Investors, in the majority of cases, would prefer symmetric fee structures
Recent moves by a handful of fund managers to offer performance-based fees are a welcome development. Hopefully, others will embrace the trend. But the new fee structures need to be designed to ensure portfolio managers have enough skin in the game to be truly in sync with the interests of those whose money they steward.
Fidelity International (the international arm of Fidelity Investments until becoming independent of its US parent in 1980) provided a diagram of its new fee structure this week, without specifying actual levies. As I suggested earlier this week, I would go further. Here’s how.

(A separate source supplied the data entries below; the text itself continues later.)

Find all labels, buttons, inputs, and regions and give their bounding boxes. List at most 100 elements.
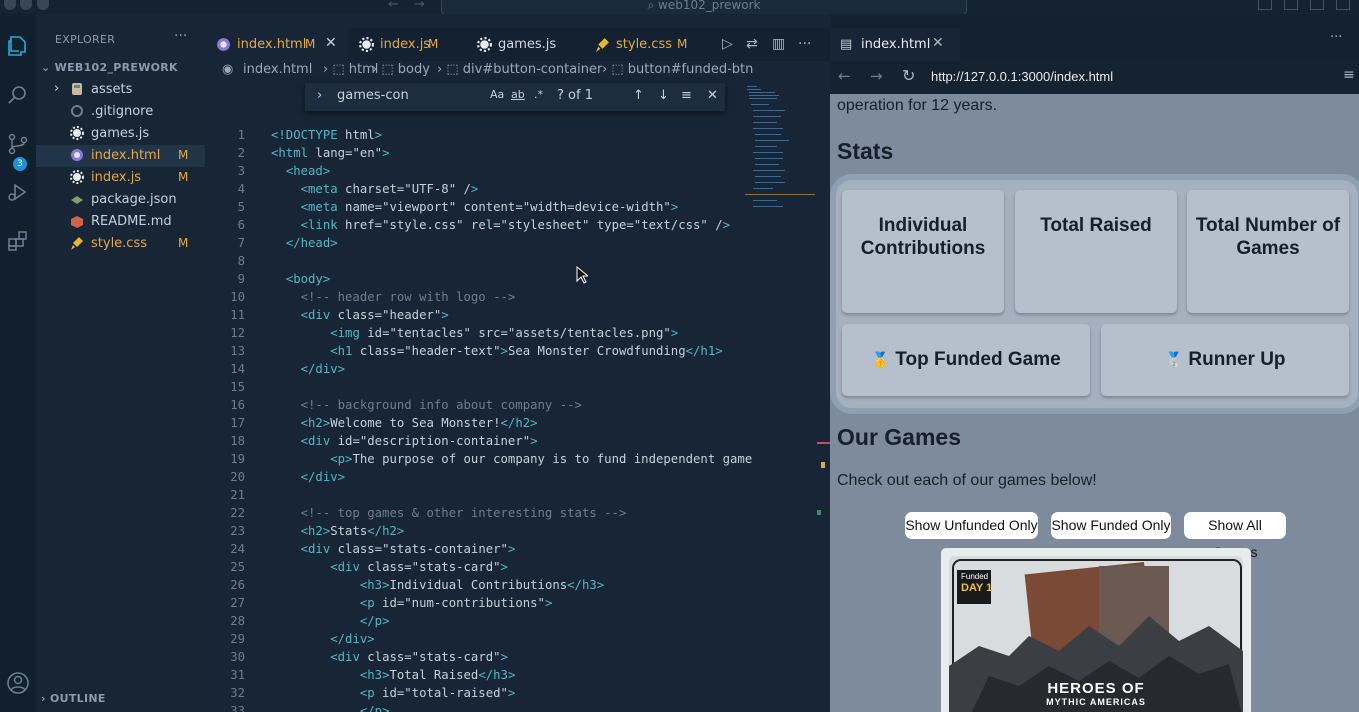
tab-label: style.css <box>616 37 672 52</box>
more-actions-icon[interactable]: ··· <box>798 36 811 52</box>
tree-item-gitignore[interactable]: .gitignore <box>36 101 205 123</box>
tree-item-style-css[interactable]: style.css M <box>36 233 205 255</box>
next-match-icon[interactable]: ↓ <box>658 88 669 103</box>
regex-toggle[interactable]: .* <box>534 88 543 101</box>
modified-indicator: M <box>178 148 189 162</box>
code-line: </p> <box>359 704 390 712</box>
explorer-activity-icon[interactable] <box>0 28 36 64</box>
browser-tab-icon: ▤ <box>840 37 853 52</box>
card-title: 🥈 Runner Up <box>1101 348 1349 372</box>
line-number: 12 <box>230 326 245 340</box>
close-tab-icon[interactable]: ✕ <box>325 35 337 51</box>
tree-item-readme[interactable]: README.md <box>36 211 205 233</box>
code-line: <img id="tentacles" src="assets/tentacle… <box>330 326 679 340</box>
tree-item-label: package.json <box>91 192 177 207</box>
tab-style-css[interactable]: style.css M <box>584 28 704 61</box>
line-number: 31 <box>230 668 245 682</box>
breadcrumb-item[interactable]: index.html <box>243 62 312 77</box>
back-arrow-icon[interactable]: ← <box>838 67 851 85</box>
extensions-activity-icon[interactable] <box>0 223 36 259</box>
accounts-icon[interactable] <box>0 665 36 701</box>
back-arrow-icon[interactable]: ← <box>388 0 399 12</box>
page-viewport[interactable]: operation for 12 years. Stats Individual… <box>830 94 1359 712</box>
tab-browser-index-html[interactable]: ▤ index.html ✕ <box>830 28 960 61</box>
url-input[interactable]: http://127.0.0.1:3000/index.html <box>931 69 1113 84</box>
forward-arrow-icon[interactable]: → <box>414 0 425 12</box>
find-in-selection-icon[interactable]: ≡ <box>681 88 692 103</box>
reload-icon[interactable]: ↻ <box>902 66 915 85</box>
toggle-sidebar-icon[interactable] <box>1258 0 1272 10</box>
more-actions-icon[interactable]: ··· <box>174 28 187 44</box>
tree-item-index-html[interactable]: index.html M <box>36 145 205 167</box>
modified-indicator: M <box>428 37 439 51</box>
chevron-right-icon: › <box>54 81 60 96</box>
close-window-icon[interactable] <box>4 0 16 10</box>
find-result-count: ? of 1 <box>557 88 593 103</box>
package-file-icon <box>71 196 83 204</box>
runner-up-label: Runner Up <box>1188 349 1286 370</box>
tree-item-assets[interactable]: › assets <box>36 79 205 101</box>
code-line: <h2>Stats</h2> <box>300 524 405 538</box>
toggle-replace-icon[interactable]: › <box>317 88 322 103</box>
explorer-sidebar: EXPLORER ··· ⌄ WEB102_PREWORK › assets .… <box>36 14 205 712</box>
show-unfunded-button[interactable]: Show Unfunded Only <box>905 512 1038 539</box>
minimize-window-icon[interactable] <box>20 0 32 10</box>
line-number: 11 <box>230 308 245 322</box>
workspace-name: web102_prework <box>658 0 761 12</box>
code-line: <h3>Individual Contributions</h3> <box>359 578 605 592</box>
customize-layout-icon[interactable] <box>1336 0 1350 10</box>
line-number: 2 <box>237 146 245 160</box>
tab-index-html[interactable]: index.html M ✕ <box>205 28 348 61</box>
activity-bar: 3 <box>0 14 36 712</box>
code-editor[interactable]: 1 <!DOCTYPE html> 2 <html lang="en"> 3 <head… <box>205 112 820 712</box>
minimap[interactable] <box>745 84 815 234</box>
gear-file-icon <box>477 37 492 52</box>
tab-games-js[interactable]: games.js <box>466 28 584 61</box>
line-number: 10 <box>230 290 245 304</box>
find-input[interactable]: games-con <box>337 88 409 103</box>
breadcrumb-item[interactable]: › ⬚ html <box>323 62 378 77</box>
previous-match-icon[interactable]: ↑ <box>633 88 644 103</box>
breadcrumb-label: div#button-container <box>462 62 603 77</box>
toggle-secondary-sidebar-icon[interactable] <box>1310 0 1324 10</box>
forward-arrow-icon[interactable]: → <box>870 67 883 85</box>
show-all-button[interactable]: Show All Games <box>1184 512 1286 560</box>
search-activity-icon[interactable] <box>0 77 36 113</box>
outline-section-header[interactable]: › OUTLINE <box>41 692 106 705</box>
tab-index-js[interactable]: index.js M <box>348 28 466 61</box>
tree-item-label: README.md <box>91 214 172 229</box>
tree-item-games-js[interactable]: games.js <box>36 123 205 145</box>
tree-item-index-js[interactable]: index.js M <box>36 167 205 189</box>
tab-label: index.html <box>237 37 307 52</box>
breadcrumb-item[interactable]: › ⬚ body <box>372 62 430 77</box>
game-badge-funded: Funded <box>961 572 989 581</box>
code-line: <div class="stats-container"> <box>300 542 516 556</box>
game-card: Funded DAY 1 HEROES OF MYTHIC AMERICAS <box>941 548 1251 712</box>
breadcrumb-item[interactable]: › ⬚ button#funded-btn <box>602 62 753 77</box>
games-heading: Our Games <box>837 424 961 450</box>
more-actions-icon[interactable]: ··· <box>1330 30 1342 45</box>
breadcrumb-item[interactable]: › ⬚ div#button-container <box>437 62 602 77</box>
explorer-title: EXPLORER <box>55 33 116 46</box>
hamburger-menu-icon[interactable]: ≡ <box>1343 67 1355 83</box>
show-funded-button[interactable]: Show Funded Only <box>1051 512 1171 539</box>
close-tab-icon[interactable]: ✕ <box>932 35 944 51</box>
code-line: </p> <box>359 614 390 628</box>
compare-changes-icon[interactable]: ⇄ <box>746 36 758 52</box>
line-number: 29 <box>230 632 245 646</box>
close-find-icon[interactable]: ✕ <box>707 88 718 103</box>
tree-item-label: assets <box>91 82 133 97</box>
gold-medal-icon: 🥇 <box>871 352 891 369</box>
match-word-toggle[interactable]: ab <box>511 88 525 101</box>
line-number: 21 <box>230 488 245 502</box>
toggle-panel-icon[interactable] <box>1284 0 1298 10</box>
code-line: <meta name="viewport" content="width=dev… <box>300 200 679 214</box>
run-debug-activity-icon[interactable] <box>0 174 36 210</box>
split-editor-icon[interactable]: ▥ <box>772 36 785 52</box>
match-case-toggle[interactable]: Aa <box>490 88 504 101</box>
run-icon[interactable]: ▷ <box>722 36 733 52</box>
project-folder-header[interactable]: ⌄ WEB102_PREWORK <box>41 61 178 74</box>
tree-item-package-json[interactable]: package.json <box>36 189 205 211</box>
breadcrumb-label: body <box>397 62 430 77</box>
zoom-window-icon[interactable] <box>37 0 49 10</box>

At some level of underperformance versus the benchmark, the fund manager should earn nothing in fees. While it makes sense for the baseline management fee to be higher than a comparable passive product fee — after all, there should be some compensation for the increased cost involved in an actively managed product — any underperformance should lead to a fee reduction that rapidly punishes the active fund relative to a passive alternative.
AllianceBernstein Holding LP already offers US products with performance fees and is mulling European launches, as is Allianz SE’s Global Investors unit. Orbis Investments, which manages about 25 billion pounds ($33 billion, Dh119 billion), has offered funds to UK retail investors since 2014 that provide refunds if a manager beats the benchmark only to subsequently lapse into underperformance.
As welcome as the shift to tying what investors pay to how well a manager performs, it’s not a new idea. Three years ago, a research paper by the Cass Business School in London examined three different fee models. The study differentiated between fixed fees, asymmetric performance fees that have a fixed and performance element, and symmetric fees dictated by performance alone.
The study argued that charging a fixed fee “encourages managers to grow their asset base beyond the level that is consistent with sustaining ‘superior returns’.” Bad performance, meanwhile, is less likely to be punished by investors withdrawing funds.
The asymmetric performance fees charged by many hedge funds, meantime, could be described as ‘heads we win, and tails you lose’,” the Cass study argues. The so-called “two-and-twenty” model, for example, charges 20 per cent of positive returns, and 2 per cent of assets under management. So no matter how badly a hedge fund performs, it’s guaranteed at least 2 per cent in levies.
The conclusion of the paper was quite stark:
Investors, in the majority of cases, would prefer symmetric fee structures. Only when an investor is certain (before investing) that an investment manager is very skilled and takes a lot of risk would investors prefer fixed fees. The theoretical literature is therefore largely supportive of symmetric fee structures as a way of aligning manager and investor interests.
It’s worth noting that the decision to offer a different choice of fee structure isn’t just driven by a Darwinistic desire to fend off the flow of money fleeing to low-cost tracking funds. Increased scrutiny by regulators, including the Financial Conduct Authority which is the UK industry overseer, is also spurring reform.
Here’s what Fidelity International said this week in the press release announcing its decision to introduce active equity funds with fees tied to whether those funds outpace their benchmarks (emphasis mine):
These changes will more closely align the performance of our business with the performance of our clients’ portfolios and deliver what we believe clients and regulators are looking for.
The investment management industry has feasted for too long on opaque fees and hidden levies. Explicitly calibrating management income with performance would expose poor performers to some Schumpeterian creative destruction.
By pledging a zero management charge for active portfolio managers whose returns are far below what a low-cost tracker fund can achieve, fund managers can regain the faith of investors and regulators that the interests of principals and agents in the socially essential business of providing for retirement are truly aligned.